"Tale of the Land" Tampil Perdana di Festival Film Internasional Busan 2024
FeatureNewsHot
Redaktur: -

World Premiere “Tale of the Land” di Busan International Film Festival 2024 / foto : Istimewa - Poplicist Publicist

Jakarta, tvrijakartanews - Film debut penulis dan sutradara Loeloe Hendra yang dipersembahkan oleh KawanKawan Media, berjudul “Tale of the Land,” telah tayang perdana (world premiere) di Busan International Film Festival (BIFF) 2024 dalam program New Currents. Acara pemutaran perdana pada 4 Oktober 2024 ini dihadiri oleh Loeloe Hendra selaku sutradara, produser Yulia Evina Bhara dan Amerta Kusuma, serta para pemeran film seperti Shenina Cinnamon, Arswendy Bening Swara, dan Yusuf Mahardika.

Setelah penayangan perdana, diadakan sesi tanya jawab (Q&A) antara para sineas dan penonton. Dalam kesempatan tersebut, Shenina Cinnamon, yang memerankan karakter May, menjelaskan perannya dalam “Tale of the Land,” yang membawa dirinya kembali ke BIFF untuk ketiga kalinya setelah tampil dalam film “24 Jam Bersama Gaspar” (2023) dan “Penyalin Cahaya” (2021).

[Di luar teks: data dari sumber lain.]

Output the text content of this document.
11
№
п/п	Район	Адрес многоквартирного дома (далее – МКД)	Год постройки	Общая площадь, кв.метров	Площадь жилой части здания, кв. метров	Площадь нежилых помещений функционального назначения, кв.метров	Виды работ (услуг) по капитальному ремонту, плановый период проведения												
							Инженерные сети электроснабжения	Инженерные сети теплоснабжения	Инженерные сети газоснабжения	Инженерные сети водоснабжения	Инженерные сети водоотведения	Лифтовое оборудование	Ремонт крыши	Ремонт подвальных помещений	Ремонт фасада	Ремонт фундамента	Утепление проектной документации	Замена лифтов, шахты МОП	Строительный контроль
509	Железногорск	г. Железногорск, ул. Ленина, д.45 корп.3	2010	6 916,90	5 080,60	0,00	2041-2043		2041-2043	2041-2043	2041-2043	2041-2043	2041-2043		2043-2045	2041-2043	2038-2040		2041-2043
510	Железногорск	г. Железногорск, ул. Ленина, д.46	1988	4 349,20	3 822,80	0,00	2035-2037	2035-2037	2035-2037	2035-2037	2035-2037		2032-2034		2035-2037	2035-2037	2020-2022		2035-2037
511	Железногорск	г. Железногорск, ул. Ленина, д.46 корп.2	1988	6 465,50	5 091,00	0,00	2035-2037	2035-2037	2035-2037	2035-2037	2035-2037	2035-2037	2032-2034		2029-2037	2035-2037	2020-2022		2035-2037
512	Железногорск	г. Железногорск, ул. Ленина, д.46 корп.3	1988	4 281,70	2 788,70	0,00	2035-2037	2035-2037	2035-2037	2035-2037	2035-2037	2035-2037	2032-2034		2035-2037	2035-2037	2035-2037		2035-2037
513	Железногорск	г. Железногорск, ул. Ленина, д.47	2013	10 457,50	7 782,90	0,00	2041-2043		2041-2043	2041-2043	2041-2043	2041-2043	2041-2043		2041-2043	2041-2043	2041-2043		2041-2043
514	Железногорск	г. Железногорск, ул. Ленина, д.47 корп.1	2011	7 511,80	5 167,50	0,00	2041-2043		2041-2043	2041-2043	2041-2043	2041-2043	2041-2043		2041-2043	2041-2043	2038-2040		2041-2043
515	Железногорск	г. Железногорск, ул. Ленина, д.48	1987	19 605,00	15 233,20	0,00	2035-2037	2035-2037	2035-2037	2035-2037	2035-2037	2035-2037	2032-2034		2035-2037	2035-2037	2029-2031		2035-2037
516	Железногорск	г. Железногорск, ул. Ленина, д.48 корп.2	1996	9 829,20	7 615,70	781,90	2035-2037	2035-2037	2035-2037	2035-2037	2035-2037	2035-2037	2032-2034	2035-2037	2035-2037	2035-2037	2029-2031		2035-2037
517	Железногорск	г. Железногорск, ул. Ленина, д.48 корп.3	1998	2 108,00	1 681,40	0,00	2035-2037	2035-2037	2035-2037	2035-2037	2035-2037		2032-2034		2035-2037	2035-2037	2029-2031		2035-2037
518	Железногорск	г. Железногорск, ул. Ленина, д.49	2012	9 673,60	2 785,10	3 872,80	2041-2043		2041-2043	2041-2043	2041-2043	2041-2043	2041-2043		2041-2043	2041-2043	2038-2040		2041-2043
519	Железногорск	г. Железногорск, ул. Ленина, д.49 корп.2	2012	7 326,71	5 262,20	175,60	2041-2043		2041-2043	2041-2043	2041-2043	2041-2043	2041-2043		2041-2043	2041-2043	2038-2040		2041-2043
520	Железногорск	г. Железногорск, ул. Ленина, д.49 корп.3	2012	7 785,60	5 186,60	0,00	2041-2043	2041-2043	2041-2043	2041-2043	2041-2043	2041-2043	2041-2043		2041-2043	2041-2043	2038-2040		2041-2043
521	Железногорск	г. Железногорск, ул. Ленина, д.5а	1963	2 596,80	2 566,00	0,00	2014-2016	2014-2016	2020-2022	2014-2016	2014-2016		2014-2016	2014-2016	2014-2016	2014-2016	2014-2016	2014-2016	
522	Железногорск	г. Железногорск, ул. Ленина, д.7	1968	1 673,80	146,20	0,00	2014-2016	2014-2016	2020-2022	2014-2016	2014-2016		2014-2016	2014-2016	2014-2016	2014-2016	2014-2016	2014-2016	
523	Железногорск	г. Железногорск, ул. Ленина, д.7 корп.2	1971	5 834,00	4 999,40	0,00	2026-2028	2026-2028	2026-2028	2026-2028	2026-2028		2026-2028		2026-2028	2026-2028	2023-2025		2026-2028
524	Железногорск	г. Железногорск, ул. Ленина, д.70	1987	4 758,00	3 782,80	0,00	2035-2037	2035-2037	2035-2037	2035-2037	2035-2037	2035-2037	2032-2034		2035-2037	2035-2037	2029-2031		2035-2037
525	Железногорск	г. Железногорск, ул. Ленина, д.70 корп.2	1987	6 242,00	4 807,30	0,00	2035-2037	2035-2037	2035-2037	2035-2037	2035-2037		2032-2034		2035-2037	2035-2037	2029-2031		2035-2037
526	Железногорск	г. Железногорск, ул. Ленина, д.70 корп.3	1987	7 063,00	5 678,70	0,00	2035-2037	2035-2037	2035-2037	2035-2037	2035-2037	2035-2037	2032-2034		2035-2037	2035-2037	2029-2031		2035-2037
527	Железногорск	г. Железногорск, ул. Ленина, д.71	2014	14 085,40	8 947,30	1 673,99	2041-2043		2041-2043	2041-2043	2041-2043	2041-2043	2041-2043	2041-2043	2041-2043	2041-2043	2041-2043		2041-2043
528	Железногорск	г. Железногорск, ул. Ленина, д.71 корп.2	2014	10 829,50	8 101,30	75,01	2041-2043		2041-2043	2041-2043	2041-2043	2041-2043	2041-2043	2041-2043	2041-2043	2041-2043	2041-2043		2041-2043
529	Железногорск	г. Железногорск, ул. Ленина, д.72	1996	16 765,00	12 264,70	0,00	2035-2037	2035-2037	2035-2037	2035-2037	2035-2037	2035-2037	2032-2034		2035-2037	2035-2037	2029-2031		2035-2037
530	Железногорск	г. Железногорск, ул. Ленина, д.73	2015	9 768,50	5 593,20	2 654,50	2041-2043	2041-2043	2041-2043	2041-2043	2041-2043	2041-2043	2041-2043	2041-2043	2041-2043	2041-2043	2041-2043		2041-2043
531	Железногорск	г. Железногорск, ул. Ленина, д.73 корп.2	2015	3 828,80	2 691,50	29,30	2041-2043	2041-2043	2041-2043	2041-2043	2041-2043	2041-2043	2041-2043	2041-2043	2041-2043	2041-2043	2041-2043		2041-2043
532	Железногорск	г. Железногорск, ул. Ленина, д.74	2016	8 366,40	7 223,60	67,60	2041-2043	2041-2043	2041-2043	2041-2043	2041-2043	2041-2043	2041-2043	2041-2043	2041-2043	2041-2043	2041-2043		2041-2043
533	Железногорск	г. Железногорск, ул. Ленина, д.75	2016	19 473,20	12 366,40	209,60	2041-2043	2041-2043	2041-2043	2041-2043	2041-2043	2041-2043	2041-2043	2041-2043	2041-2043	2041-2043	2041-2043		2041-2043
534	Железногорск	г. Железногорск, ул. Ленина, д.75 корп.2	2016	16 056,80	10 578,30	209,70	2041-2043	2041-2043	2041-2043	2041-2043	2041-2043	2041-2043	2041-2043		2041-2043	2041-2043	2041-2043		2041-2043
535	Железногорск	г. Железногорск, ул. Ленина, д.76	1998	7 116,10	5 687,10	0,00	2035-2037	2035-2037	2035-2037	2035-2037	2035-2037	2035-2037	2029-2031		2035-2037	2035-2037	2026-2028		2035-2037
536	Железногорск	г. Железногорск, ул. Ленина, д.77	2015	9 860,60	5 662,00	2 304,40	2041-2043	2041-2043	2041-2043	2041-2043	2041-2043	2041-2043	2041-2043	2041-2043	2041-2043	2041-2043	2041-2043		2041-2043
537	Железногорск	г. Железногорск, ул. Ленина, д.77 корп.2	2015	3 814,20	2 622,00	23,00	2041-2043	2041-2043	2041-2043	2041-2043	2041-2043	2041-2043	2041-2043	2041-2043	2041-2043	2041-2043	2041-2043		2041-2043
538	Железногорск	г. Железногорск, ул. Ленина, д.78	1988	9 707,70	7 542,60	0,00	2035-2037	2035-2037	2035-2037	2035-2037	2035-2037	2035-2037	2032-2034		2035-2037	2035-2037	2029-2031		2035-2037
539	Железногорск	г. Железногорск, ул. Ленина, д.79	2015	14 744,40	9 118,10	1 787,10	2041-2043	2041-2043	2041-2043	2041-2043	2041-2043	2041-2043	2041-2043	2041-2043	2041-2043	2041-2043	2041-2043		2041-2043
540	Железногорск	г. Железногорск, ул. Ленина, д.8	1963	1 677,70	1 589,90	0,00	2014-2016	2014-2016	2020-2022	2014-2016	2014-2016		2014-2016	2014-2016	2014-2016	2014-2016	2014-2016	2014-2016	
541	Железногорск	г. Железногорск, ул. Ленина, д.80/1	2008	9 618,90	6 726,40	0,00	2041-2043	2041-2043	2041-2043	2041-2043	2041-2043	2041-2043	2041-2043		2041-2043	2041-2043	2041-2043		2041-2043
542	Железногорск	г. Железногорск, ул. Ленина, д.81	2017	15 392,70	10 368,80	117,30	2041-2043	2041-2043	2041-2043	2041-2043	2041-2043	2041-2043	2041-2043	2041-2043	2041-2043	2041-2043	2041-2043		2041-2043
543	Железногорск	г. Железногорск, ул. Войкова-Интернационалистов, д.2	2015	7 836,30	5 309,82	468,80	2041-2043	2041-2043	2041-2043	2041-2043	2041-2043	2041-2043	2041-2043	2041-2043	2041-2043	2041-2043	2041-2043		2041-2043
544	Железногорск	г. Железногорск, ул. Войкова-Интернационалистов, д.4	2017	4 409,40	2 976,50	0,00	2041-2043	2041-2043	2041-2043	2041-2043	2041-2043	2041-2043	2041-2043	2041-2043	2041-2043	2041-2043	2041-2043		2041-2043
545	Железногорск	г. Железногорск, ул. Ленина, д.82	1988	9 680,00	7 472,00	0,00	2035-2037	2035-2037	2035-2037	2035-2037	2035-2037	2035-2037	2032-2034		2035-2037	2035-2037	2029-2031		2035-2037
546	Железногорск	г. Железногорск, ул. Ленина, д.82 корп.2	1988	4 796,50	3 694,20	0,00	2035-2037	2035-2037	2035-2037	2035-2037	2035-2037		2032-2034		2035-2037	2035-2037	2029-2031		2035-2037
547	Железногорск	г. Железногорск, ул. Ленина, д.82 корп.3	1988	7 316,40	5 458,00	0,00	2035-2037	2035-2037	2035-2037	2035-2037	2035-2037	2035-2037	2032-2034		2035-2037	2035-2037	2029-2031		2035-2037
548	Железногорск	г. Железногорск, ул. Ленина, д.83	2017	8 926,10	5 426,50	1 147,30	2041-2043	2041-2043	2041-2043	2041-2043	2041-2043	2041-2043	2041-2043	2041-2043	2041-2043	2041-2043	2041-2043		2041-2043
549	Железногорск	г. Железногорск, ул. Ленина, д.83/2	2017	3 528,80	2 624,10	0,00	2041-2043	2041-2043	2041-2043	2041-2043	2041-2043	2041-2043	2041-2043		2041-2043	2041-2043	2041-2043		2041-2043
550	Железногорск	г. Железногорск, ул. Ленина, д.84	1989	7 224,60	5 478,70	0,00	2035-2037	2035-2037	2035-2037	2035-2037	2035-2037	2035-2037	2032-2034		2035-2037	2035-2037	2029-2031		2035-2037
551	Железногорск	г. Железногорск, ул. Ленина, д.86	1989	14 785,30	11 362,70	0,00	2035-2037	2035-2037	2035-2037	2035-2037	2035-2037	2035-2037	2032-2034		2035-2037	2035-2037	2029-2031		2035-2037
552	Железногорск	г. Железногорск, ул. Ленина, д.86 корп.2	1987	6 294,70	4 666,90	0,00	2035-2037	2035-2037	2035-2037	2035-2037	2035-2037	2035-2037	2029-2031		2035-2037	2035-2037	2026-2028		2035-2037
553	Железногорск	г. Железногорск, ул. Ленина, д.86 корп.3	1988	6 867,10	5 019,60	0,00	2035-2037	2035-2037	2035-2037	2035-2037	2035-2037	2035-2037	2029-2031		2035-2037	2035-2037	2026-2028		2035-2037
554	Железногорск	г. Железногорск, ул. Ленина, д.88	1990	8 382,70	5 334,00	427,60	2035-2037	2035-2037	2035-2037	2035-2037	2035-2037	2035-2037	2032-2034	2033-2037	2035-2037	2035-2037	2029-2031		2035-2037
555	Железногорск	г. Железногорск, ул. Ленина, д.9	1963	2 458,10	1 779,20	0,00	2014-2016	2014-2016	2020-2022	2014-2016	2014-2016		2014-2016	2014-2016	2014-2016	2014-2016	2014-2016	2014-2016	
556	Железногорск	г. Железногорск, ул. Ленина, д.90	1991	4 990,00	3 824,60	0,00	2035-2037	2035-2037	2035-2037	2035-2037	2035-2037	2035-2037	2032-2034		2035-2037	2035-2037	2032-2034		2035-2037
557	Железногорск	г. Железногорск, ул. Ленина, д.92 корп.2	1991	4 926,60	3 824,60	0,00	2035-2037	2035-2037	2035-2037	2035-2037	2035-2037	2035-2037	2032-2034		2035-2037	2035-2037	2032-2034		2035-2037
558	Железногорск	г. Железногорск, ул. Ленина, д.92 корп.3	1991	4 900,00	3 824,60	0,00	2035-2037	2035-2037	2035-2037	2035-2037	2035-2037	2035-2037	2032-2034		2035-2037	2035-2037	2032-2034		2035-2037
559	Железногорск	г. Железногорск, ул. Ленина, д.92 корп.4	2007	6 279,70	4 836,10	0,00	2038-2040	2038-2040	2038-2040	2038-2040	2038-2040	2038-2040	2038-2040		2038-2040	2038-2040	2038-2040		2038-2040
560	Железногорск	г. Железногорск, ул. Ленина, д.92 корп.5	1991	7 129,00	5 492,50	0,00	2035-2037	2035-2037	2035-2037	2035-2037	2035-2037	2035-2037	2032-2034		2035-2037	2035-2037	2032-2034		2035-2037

Dalam film ini, Shenina menggunakan bahasa Kutai. Syuting “Tale of the Land” dilakukan di Kota Bangun, Kalimantan Timur, dengan 90% pengambilan gambar berlangsung di atas air. Menurut Shenina, memerankan karakter May seperti menemukan jodoh yang telah ditakdirkan. Penonton Indonesia pun menunjukkan antusiasme di media sosial, merasa bangga dan penasaran, terutama karena film ini menggunakan bahasa Kutai yang jarang digunakan dalam industri film.

“Koneksi antara karakter dan aktor adalah hubungan yang memang sudah ditakdirkan. Ketika sebuah karakter ditawarkan kepada saya, saya benar-benar percaya tawaran tersebut hanyalah bagian terakhir dari diskusi kreatif yang panjang antara sutradara dan produser. Saya selalu berusaha untuk menghargai kepercayaan tersebut dengan memberikan semua yang saya bisa,” ungkap Shenina Cinnamon dalam pernyataannya pada Sabtu (5/10/24).

“Tale of the Land” mengisahkan seorang gadis Dayak bernama May yang diperankan oleh Shenina Cinnamon. May dihantui oleh trauma kematian orangtuanya akibat konflik tanah, sehingga ia tidak dapat menginjakkan kaki di tanah. Ia tinggal bersama kakeknya, Tuha (diperankan oleh Arswendy Bening Swara), di sebuah rumah terapung yang terombang-ambing di atas danau yang jauh dari daratan.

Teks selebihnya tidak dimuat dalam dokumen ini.